Belleville for the people!

Belleville is a political neighborhood.  Maybe that is why I am drawn to it.  Most people vote left–socialist, communist, etc.  In the late 1800’s, one out of ten Parisian anarchists lived in Belleville and the area played a central role in the Commune. Belleville is up high–the highest spot in Paris is in it–and it is easy to imagine the cannons pointing down on the city below.

The goal of the Commune was to turn businesses into cooperatives and then federate them.  The battles were bloody, with the Commune existing for a while but then defeated.  The last barricade to go down was in Belleville, at the intersection of rue Ramponeau and rue Tourtille.

Belleville is what the French call a “popular” district or what we would call “working class.”  When Haussmann modernized Paris, nearly a half million people were displaced.  A half million!  Most of them moved to Belleville and to other eastern parts of Paris.  In recent years, it has been a district of immigrants.

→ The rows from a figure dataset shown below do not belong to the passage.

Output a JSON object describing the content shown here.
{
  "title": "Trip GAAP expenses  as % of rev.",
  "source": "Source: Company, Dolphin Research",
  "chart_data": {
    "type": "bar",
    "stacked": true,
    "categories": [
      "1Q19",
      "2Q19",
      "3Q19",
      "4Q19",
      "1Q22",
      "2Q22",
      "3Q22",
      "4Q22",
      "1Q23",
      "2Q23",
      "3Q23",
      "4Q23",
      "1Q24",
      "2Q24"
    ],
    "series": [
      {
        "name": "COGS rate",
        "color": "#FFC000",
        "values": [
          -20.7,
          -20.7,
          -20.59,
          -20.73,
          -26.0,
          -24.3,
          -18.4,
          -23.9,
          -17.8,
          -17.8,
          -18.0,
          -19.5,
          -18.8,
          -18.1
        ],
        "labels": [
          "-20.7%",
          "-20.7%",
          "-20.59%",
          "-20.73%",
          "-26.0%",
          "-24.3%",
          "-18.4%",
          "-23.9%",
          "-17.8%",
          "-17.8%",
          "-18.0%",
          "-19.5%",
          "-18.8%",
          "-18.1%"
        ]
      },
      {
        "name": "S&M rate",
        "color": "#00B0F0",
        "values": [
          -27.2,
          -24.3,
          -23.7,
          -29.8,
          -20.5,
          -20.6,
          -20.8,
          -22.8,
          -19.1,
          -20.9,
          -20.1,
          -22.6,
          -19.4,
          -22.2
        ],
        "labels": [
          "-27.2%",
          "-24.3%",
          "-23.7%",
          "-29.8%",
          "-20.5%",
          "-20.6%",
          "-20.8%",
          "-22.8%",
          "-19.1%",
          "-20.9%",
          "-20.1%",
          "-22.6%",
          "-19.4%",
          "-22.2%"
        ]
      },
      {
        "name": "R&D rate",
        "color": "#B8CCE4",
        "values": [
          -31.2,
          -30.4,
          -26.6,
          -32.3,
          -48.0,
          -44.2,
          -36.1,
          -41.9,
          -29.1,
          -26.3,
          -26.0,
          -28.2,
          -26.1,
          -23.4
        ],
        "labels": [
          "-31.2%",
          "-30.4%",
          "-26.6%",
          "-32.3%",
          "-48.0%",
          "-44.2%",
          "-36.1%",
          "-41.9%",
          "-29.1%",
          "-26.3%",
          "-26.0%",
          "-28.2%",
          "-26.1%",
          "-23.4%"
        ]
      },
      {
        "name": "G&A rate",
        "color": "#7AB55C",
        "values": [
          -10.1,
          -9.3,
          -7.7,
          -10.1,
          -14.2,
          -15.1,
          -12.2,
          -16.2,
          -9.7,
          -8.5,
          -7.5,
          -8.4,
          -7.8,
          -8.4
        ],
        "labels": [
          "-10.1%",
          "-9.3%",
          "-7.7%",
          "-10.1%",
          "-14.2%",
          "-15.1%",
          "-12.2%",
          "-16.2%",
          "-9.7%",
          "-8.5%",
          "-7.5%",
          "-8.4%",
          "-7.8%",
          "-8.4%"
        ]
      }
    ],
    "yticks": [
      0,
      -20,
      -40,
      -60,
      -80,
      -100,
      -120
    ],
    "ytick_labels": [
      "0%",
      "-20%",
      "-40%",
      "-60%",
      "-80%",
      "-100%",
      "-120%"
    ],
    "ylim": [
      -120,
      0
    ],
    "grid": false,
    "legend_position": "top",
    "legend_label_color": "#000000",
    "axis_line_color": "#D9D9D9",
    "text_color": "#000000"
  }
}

Belleville is political today, too.  There are numerous neighborhood organizations.  One, La Cantine des Pyrénées, offers free food and popular education, including adult French classes and  monthly movies.

Another, the Place des Fêtes Collective, holds monthly neighborhood parties in a square at the intersection of working class and more gentrified areas.  “We are inhabitants of the quarter who organize ourselves to strengthen our links, break down self-segregation and awaken solidarity.”  “Workshops, collective kitchen and popular banquet, free garage sale, concert!”

Neighborhood Party

Another group, Droit à la (Belle)Ville, pushes to end upscale development in the quarter.  The name takes off from philosopher Henri Lefebvre’s idea of the right to the city (droit à la ville) and makes it into the right to Belleville.  “Rich out of our neighborhoods: Let us remain in Belleville.” “Stop speculation:  The quarter for the inhabitants not for speculators.”

Riches - Stop

There are some anarchists in the quarter as well.  There’s even an anarchist archive, Le Jargon Libre.  “Comrades, wake-up!  In our name, every day and everywhere, LIBERTY is judged, condemned, executed and ‘commits suicide’.”  “Poetry.  It leaves the salons and goes down into the streets.  In this way, it ceases to be a streetwalker.”

Comrades, wake-up!

I have wanted to explore this anarchist archive and library and so was delighted to learn there was going to be a fundraising concert and used book sale there.  The first singer, Bianka Nera, accompanied by Frank Williams, sang some tunes and then broke into Italian opera.  Italian opera outside on the sidewalk in the heat of a Paris summer evening!

And then one of the most important protest singers in France, Dominique Grange, sang some of her old songs, accompanied by a fine accordion player, Alexis Lambert.  A member of the gauche proleterienne (the proletarian left) in ’68, and one of the most important women in the movement, Grange sang at demonstrations and for striking workers at their job sites.  “A bas l’état policier” (Down with the police state!) seemed especially meaningful today, with mass incarceration and migrants in cages.  A society of cooperatives sounds relevant, too.  Maybe the ’68 radicals, and the Commune, were just a bit before their time

It was thrilling and inspiring to hear her–and to imagine her singing her radical French folk tunes to striking workers–and a fitting way to spend my last night in Paris.